(De Berlin) Les 150 employés d'une usine de cycles de Nordhausen, dans la partie orientale de l'Allemagne, occupent leurs locaux depuis début juillet car ils se considèrent trompés par leur employeur, Lone Star, un fonds d'investissement privé américain, qui veut fermer le site dix-huit mois après avoir repris l'entreprise.
Les calicots suspendus le long des murs d'enceinte disent en quelques mots leurs exigences : » Lone Star ne nous chassera pas » , » Nous nous battons pour Bike Systems » , » Allemagne réveille-toi, combien d'entreprises doivent encore disparaître ? » .
L'effigie en métal d'un criquet pèlerin de la taille d'un chien, symbole des nuisances que provoquent ces fonds spéculatifs, trône, crucifié, sur le grand portail d'entrée de l'usine.
Dans un communiqué, la société texane rappelle qu'elle a massivement investi pour garantir la compétitivité de la société et préserver les emplois, mais qu'à partir de juin 2007 ses pertes étaient trop élevées pour qu'elle continue à exploiter ce site. Les employés ayant refusé les différentes options que Lone Star leur offrait (dont la délocalisation vers une autre unité de production), le fonds d'investissement a décidé de fermer l'usine.
Mais ce mode de gestion est trop brutal pour être accepté par les salariés qui ont occupé les lieux pour tenter de stopper le déménagement du matériel et des machines.
Les fonds d'investissement privés dans le collimateur
Cette grève, qui dure depuis plus de sept semaines, est le dernier épisode d'une bataille commencée il y a deux ans par beaucoup de salariés allemands contre les fonds d'investissement privés spécialisés dans des opérations d'acquisition ou de prise de participation dans des entreprises non-cotées en Bourse.
En 2005, Franz Müntefering, à l'époque chef du parti social-démocrate (SPD) et aujourd'hui vice-chancelier, avait dénoncé ces sociétés capitalistes qui prospèrent comme des criquets pèlerins en détruisant les emplois.
Aujourd'hui, le conflit de Nordhausen se retrouve au cœur d'un débat crucial opposant les libéraux -qui veulent laisser la plus grande liberté aux fonds d'investissement privés- à ceux qui veulent réguler leur présence au sein de l'économie allemande.
Ces derniers voudraient obliger ces fonds à mieux définir leurs activités pour que les autorités puissent identifier et prévenir des risques de déstabilisation de pans entiers de l'économie. Notamment par les » fonds souverains » , créés par des Etats comme les monarchies pétrolières du Golfe ou la Chine, qui disposent de sommes condidérables à investir.
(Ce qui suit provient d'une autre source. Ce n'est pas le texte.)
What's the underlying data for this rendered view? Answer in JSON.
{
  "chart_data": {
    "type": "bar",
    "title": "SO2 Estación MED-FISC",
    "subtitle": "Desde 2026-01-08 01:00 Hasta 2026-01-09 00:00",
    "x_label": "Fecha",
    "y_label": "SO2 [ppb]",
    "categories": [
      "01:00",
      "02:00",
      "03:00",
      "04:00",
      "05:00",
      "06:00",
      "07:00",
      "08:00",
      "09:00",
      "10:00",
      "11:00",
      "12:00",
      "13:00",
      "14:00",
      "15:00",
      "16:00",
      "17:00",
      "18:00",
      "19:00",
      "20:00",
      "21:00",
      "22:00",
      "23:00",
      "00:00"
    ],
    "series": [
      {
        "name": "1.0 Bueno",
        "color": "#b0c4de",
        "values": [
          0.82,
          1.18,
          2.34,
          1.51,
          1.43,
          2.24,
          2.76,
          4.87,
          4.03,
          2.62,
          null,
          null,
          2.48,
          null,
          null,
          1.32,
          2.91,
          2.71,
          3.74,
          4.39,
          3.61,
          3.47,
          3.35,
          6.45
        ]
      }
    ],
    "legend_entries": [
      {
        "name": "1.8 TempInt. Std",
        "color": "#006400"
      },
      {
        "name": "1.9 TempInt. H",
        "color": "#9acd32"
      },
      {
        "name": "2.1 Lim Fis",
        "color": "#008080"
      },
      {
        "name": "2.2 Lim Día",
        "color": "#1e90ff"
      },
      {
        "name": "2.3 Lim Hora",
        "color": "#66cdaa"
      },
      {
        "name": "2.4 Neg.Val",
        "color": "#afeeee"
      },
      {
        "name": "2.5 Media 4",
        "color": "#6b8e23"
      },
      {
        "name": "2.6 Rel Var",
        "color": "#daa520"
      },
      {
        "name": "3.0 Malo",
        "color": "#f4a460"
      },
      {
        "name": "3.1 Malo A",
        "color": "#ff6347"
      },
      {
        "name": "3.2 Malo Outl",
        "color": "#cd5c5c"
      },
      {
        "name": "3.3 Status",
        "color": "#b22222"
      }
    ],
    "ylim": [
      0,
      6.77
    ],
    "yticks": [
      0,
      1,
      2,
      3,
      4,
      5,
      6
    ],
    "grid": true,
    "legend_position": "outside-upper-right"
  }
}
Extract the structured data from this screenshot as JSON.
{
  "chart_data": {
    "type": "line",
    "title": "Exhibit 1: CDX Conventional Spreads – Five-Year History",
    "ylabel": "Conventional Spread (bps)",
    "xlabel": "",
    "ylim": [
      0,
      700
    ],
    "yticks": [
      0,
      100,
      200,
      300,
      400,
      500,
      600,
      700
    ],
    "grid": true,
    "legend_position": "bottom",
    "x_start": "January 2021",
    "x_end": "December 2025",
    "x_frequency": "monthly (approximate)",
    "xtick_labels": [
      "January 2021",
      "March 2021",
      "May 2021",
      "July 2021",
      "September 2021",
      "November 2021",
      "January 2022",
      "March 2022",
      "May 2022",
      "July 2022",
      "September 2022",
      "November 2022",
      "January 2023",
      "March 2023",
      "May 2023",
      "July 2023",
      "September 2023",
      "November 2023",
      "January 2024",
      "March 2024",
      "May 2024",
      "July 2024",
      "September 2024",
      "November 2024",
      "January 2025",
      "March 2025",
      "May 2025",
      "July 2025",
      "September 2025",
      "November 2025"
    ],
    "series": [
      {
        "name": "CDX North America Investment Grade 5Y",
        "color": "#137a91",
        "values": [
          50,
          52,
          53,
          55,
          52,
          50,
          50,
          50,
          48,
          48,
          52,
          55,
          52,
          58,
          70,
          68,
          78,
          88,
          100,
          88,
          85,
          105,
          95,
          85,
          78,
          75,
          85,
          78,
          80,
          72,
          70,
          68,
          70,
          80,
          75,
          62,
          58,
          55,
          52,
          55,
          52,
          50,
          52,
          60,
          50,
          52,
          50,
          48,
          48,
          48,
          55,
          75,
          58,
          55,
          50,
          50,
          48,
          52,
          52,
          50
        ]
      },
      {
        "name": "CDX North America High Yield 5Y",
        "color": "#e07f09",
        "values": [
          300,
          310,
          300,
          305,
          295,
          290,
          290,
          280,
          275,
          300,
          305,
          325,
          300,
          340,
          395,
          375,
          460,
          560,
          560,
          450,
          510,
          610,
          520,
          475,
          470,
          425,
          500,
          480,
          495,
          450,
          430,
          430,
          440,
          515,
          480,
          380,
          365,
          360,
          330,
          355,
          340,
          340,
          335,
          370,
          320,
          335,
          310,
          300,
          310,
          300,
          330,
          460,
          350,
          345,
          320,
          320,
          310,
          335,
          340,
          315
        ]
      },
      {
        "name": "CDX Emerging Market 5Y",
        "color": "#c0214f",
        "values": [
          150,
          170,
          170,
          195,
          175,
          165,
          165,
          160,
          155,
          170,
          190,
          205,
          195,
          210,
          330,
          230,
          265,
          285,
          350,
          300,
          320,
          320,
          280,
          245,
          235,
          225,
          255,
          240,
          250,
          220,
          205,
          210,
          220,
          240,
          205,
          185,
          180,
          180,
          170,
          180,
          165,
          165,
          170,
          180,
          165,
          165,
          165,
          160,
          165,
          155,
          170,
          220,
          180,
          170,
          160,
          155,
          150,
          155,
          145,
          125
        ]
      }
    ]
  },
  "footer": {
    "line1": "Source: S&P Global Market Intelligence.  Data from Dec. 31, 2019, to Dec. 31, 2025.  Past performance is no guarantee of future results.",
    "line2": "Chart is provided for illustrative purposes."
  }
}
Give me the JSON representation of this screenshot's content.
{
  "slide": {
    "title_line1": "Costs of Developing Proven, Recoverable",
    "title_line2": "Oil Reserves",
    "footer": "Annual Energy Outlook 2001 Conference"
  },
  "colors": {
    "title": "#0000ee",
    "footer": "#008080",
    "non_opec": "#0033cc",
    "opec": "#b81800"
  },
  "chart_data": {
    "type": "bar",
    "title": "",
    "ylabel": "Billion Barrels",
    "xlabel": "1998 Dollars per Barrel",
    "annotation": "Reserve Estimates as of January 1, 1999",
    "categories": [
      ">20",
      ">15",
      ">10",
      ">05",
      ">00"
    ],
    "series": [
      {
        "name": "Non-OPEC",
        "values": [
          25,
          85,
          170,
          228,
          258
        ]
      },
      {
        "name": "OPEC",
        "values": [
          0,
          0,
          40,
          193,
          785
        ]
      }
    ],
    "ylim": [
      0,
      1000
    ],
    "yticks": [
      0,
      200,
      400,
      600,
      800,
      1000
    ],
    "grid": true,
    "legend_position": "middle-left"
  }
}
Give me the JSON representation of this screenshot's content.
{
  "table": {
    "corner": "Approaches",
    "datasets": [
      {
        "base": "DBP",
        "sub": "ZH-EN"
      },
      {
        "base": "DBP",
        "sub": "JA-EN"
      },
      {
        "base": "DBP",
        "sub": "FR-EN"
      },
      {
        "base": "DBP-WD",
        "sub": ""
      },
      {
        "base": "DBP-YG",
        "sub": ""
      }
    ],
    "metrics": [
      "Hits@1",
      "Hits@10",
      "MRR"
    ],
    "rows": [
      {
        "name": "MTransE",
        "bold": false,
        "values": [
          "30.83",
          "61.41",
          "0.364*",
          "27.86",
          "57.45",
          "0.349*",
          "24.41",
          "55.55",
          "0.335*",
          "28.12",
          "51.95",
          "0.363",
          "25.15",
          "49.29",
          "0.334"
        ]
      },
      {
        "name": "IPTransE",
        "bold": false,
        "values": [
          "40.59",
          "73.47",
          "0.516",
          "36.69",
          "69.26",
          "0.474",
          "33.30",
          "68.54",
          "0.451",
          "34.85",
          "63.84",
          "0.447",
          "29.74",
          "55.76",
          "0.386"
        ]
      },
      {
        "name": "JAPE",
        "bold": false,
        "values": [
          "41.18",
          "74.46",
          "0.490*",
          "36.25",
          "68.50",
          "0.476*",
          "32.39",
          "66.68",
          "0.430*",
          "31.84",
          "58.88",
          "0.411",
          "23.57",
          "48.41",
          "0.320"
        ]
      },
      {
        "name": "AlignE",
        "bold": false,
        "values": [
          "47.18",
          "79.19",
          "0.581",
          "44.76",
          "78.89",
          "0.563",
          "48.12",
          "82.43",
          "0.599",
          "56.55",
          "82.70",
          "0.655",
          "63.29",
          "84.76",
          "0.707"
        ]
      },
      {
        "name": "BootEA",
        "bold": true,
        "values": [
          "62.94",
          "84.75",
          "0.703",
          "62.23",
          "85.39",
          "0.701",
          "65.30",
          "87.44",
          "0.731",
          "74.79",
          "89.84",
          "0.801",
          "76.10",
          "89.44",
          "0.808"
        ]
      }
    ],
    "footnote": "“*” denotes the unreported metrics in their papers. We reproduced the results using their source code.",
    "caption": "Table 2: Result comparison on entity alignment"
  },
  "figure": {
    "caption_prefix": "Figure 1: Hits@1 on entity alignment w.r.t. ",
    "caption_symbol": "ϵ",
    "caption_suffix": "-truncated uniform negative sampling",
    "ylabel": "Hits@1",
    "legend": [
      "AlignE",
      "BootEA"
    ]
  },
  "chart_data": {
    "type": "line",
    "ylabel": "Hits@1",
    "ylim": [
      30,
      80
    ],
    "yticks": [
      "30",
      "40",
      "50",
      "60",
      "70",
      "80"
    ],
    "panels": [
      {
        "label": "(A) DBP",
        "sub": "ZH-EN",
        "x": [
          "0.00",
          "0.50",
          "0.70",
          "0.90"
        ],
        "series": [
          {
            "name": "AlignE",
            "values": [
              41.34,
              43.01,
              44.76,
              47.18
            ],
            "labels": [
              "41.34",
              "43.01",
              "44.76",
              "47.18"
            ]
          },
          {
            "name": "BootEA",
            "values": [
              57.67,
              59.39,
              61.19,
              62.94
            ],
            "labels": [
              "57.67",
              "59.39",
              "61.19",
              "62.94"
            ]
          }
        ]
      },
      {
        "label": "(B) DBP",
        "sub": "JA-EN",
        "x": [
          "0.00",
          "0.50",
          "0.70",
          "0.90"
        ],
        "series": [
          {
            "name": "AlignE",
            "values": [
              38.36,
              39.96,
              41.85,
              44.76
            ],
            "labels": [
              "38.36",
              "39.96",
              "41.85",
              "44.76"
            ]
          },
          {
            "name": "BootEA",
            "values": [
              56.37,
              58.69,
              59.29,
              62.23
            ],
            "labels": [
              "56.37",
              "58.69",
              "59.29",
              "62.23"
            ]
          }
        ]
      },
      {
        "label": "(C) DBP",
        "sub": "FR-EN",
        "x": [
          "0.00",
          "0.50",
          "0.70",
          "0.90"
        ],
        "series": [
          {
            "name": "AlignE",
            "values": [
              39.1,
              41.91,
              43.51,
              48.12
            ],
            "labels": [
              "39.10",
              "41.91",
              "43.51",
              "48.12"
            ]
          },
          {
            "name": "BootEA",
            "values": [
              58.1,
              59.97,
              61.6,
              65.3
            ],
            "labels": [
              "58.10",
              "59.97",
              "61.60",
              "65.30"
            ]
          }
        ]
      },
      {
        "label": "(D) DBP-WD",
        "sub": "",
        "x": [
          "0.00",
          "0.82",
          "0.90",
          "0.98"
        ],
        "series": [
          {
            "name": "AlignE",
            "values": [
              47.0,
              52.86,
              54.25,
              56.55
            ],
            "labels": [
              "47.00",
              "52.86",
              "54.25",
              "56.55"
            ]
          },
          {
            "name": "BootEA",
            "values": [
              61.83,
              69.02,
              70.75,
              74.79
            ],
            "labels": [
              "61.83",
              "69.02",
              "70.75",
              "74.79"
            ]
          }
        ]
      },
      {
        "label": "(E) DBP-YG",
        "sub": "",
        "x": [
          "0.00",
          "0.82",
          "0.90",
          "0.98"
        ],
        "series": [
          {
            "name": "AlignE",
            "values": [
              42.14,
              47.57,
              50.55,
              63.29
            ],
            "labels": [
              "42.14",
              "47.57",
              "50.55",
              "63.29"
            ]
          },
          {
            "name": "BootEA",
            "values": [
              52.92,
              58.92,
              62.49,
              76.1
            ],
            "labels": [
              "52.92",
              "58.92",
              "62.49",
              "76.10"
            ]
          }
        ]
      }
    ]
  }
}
La coalition au pouvoir penche pour des solutions protectionnistes
Lors d'une rencontre qui a eu lieu le 23 août à Meseberg entre les dirigeants des deux partis au pouvoir, la CDU/CSU et le SPD se sont mis d'accord pour protéger les entreprises allemandes des prises de contrôle venues de l'étranger, alimentant ainsi la crainte chez les investisseurs que l'Allemagne opte pour une attitude de plus en plus protectionniste. Le climat des affaires en Allemagne dépend en partie de l'issue de ce débat.
Face à la récente crise des prêts immobiliers à risque américains (les » subprime » ), qui a plongé dans la tourmente plusieurs banques publiques régionales allemandes, la chancelière conservatrice Angela Merkel a insisté pour que les fonds d'investissement spéculatifs se plient à plus de transparence.
Début juillet, la Deutsche Industriebank (IKB), spécialisée dans le financement des petites et moyennes industries, a frôlé la faillite à la suite de ses engagements inconsidérés sur le segment du crédit hypothécaire aux Etats-Unis. L'IKB a été renflouée grâce à l'intervention de la banque publique KfW, le bras financier du gouvernement allemand, qui lui a accordé un crédit de plus de 8 milliards d'euros.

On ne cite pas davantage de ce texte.